Donnerstag, 3. Juli 2014

El Caribe

The much-talked about and famous Caribbean Sea, the Ocean when we dream about our perfect holiday...

In Costa Rica borders in its east on the Caribbean Sea, although the length of shoreline is considerably less in comparison to the Pacific. And personally I have to confess that I liked the Pacific coast more in terms of beauty and swimming. On the caribbean side the waves were way too high and strong, making it almost imposible to cool off. Not to mention the impossibility to enjoy watersports. 

However, the atmosphere and folk's attitude is totally different, like a 360 degree turn. People are laid-back, open-minded and friendly. 
Sadly, the area around the town of Limón, which is synonymous with pineapple and banana plantations, unemployment is high and therefore poverty, crime and violence are omni-present. Believe me, it was more than scarry to pass through this city as the above mentionend problems were obvious for the eye to observe.

Gladly, my destination was further south-east, very close to the border to Panama. The cozy village of Puerto Viejo which basically consists os three streets with restaurants, souvenir-shops and bars in abundance is a true tourist-hotspot. Inside and outside of it you encounter lodging options ranging from prices as little as 10$ a night to luxurious Eco-lodges and everything inbetween. Activities and things to do and see around the area seem endless. The nightlife is great, plus it is relatively safe to Walk at night.



Bicycles are for rent EVERYWHERE and they are safe to use 
as there are hardly any cars on the streets


My fave Café/Bistro: the Dreadnut Café with Ocean-view.
 I highly recommend the excellent organic coffee and homemade 
baked goodies, such as bagels ( you have the choice from a variety 
of different toppings for every taste! )


Small isle off the shore.


The OM Puerto Viejo, my hostel which was AMAZING.
Free bike use and purified drinking water, surf-lessons and 
yoga-classes ( respectively from beginners to pros )







Freitag, 27. Juni 2014

Shopping Malls

They are mushrooming (means they are EVERYWHERE in the metropolitan area around Jan Sosé).
They are almost a  100% american.
They are HUGE.

I don't know if this is an interesting topic but maybe it is.
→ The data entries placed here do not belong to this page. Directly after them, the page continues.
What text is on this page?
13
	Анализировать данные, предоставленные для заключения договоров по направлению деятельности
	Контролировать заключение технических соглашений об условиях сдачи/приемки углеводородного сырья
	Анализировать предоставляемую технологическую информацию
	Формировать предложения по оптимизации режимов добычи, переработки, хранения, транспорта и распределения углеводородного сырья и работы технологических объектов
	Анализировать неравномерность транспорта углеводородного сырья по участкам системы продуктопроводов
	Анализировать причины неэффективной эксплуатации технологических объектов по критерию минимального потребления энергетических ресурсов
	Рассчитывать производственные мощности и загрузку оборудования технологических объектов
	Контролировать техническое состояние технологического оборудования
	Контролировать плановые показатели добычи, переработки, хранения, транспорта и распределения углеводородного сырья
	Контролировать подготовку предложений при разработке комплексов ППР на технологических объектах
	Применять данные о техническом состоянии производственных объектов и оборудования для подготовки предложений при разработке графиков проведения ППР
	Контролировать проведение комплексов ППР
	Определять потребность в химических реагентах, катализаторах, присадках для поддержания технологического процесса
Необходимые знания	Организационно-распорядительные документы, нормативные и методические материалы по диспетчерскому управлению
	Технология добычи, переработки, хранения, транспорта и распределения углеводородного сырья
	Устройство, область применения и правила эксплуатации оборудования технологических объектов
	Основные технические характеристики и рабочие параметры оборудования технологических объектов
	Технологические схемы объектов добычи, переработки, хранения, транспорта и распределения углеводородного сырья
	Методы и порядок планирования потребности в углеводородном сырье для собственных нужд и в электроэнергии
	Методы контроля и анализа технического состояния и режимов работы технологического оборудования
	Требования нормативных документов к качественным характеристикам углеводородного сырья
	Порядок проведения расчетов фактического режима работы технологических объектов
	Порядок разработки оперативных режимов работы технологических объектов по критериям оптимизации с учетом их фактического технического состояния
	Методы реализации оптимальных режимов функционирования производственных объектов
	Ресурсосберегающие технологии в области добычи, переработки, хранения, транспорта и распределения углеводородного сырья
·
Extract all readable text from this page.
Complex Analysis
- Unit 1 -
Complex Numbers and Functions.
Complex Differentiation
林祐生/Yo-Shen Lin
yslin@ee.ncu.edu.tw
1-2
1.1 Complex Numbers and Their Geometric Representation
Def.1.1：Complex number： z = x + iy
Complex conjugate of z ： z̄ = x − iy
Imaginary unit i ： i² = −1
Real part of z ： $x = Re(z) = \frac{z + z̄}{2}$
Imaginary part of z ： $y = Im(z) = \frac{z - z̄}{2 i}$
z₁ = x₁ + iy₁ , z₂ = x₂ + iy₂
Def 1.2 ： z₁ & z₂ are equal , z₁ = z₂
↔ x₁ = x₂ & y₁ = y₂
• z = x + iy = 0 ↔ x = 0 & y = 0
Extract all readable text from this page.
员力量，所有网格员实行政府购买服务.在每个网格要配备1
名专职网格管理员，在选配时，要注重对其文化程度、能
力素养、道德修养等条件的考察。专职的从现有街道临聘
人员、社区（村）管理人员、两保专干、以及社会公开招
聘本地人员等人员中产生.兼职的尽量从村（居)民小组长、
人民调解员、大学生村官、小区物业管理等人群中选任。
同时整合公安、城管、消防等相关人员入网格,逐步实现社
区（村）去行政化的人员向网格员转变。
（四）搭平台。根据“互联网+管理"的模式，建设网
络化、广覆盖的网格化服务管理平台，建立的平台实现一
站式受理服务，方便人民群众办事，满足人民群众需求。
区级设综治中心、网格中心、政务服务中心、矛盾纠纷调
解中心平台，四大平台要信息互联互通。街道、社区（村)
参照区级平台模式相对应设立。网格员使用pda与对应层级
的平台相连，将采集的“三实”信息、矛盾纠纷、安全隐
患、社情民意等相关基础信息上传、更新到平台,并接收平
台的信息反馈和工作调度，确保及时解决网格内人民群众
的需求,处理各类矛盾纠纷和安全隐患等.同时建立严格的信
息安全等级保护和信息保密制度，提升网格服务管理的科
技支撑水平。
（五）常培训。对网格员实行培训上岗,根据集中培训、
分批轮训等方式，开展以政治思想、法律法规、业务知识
I have been to two different malls so far. They are both very similar in terms of their architecture, shops, food, activities and all malls have only been constructed very recently.  I should note that the majority can only be accessed by car or taxi. 

Clothing- and beautywise you would encounter American well-known brands such as GAP, QuickSilver, Forever21, Nike and Victoria's Secret to name a few. The food-court is western too with a wide variety of different fastfood to choose from. Above of that they offer activities for children and adults alike, for instance Lasertag.




Canyou recognize the guy on the segway? This is a security-person. 
He has kind of a cool job, hasn't he?

San José II


Note: these are all snapshots since I feel uncomfortable showing off my camera in the public here!
















Dienstag, 24. Juni 2014

San José

What is there to say about San José? 

In fact not much. 

It serves as the country's capital ( formerly it was Cartago), counts roughly 300.000 inhabitants and sits tucked in the middle of the Central Valley at 1.150 m altitude. 

Colonial architecture is quasi non-existent, overall its downtown area is a loud, dirty, rather ugly place that is in most parts better not walked by foot. 
On almost every corner are Street-vendors shouting their best prices in the crowd of pedestrians passing by, always in fierce competition with their fellow vendors. You would find a wide variety of junkfood-snacks ( crisps, cookies, sweet pastries, ... ) but also all kinds of fruits and veggies - from A like aguacate for avocado over M for mango and over P for the palm fruit pejibaye to T for tomato ( I don't know any produce with Z as its inital ). Then there are people selling lotto coupons, newspapers, umbrellas, at the moment flags and triquots for the world cup and other random stuff.
There are streets and places in the downtown area that can be considered relatively safe to walk, but a simple turn around the corner can expose you to the reality of a whole different world - far away from the city-buzz.

 However, there is one positive aspect: a stable, consistent climate with temperatures hovering around 20.5 degrees Celsius year-round.




The national bibliothek


A statue of a politition


Oh yes, I had to look twice too. Even here in Costa Rica exists a Chinatown.

Kitschy restaurant


The national museum


How streets look like


A public park


San José seen from a northern distance

View of the Valle Central



Traditional dance at a saturday morning's cultural event for the youth





Sonntag, 22. Juni 2014

La Copa Mundial

I knew that football is THE sport of Latinamerica but only today I got to experience its significant importance firsthand. Sport is indeed powerful enough to create unique sense of community, of consent. It literally makes people either cry or cheer ( or going crazy ).
Costa Rica - more or less to everyone's surprise won its second match in a row today. Consequently, with this victory, they have qualified themselves for the next round of the world cup. The game was aired on television 10am the local time. People were glued to their TVs for 90 minutes until they were relieved by a 1:0 victory. The patriotism and joy were omni-present even hours after the game. People were celebrating proudly and loudly in the streets, accompanied by a concert of honking cars, vuvuzelas (remember 2010?) and drums.












Donnerstag, 19. Juni 2014

Rio Sarapiqui

I apologize a thousand times for not making an earlier update but there has a lot been going on            ( which means consequently a LOT to talk about! ). Additionally I had some minor and major problems with my Internet connection ( I have not the slightest idea why it didn't upload my post about Braulio Carrillo).

Moving on to the interesting and informative part...

Numerous rivers determine Costa Ricas landscape ( almost no lakes ). One that runs north-south is Rio Sarapiqui which means it is one possible route to Nicaragua. 
Best starting point to explore the river's wildlife is the cozy town of Puerto Viejo de Sarapiqui. Very traditional indeed and in the middle of nowhere. For the boat trip I was sadly overcharged ( I was told it would last 2 hours, well in reality it was only one). Nonetheless I was lucky to spot a wide spectrum of animals, ranging from birds over mammals to reptiles. The river itself is like a brown muddy broth. But important for the people living on its banks who mainly make a living by growing bananas and other crops.






This furry bundle is a two-figered sloth high up in the trees

A howler monkey

Bats-asleep

A basilisk


Huh? Did you identify this mini-alligator?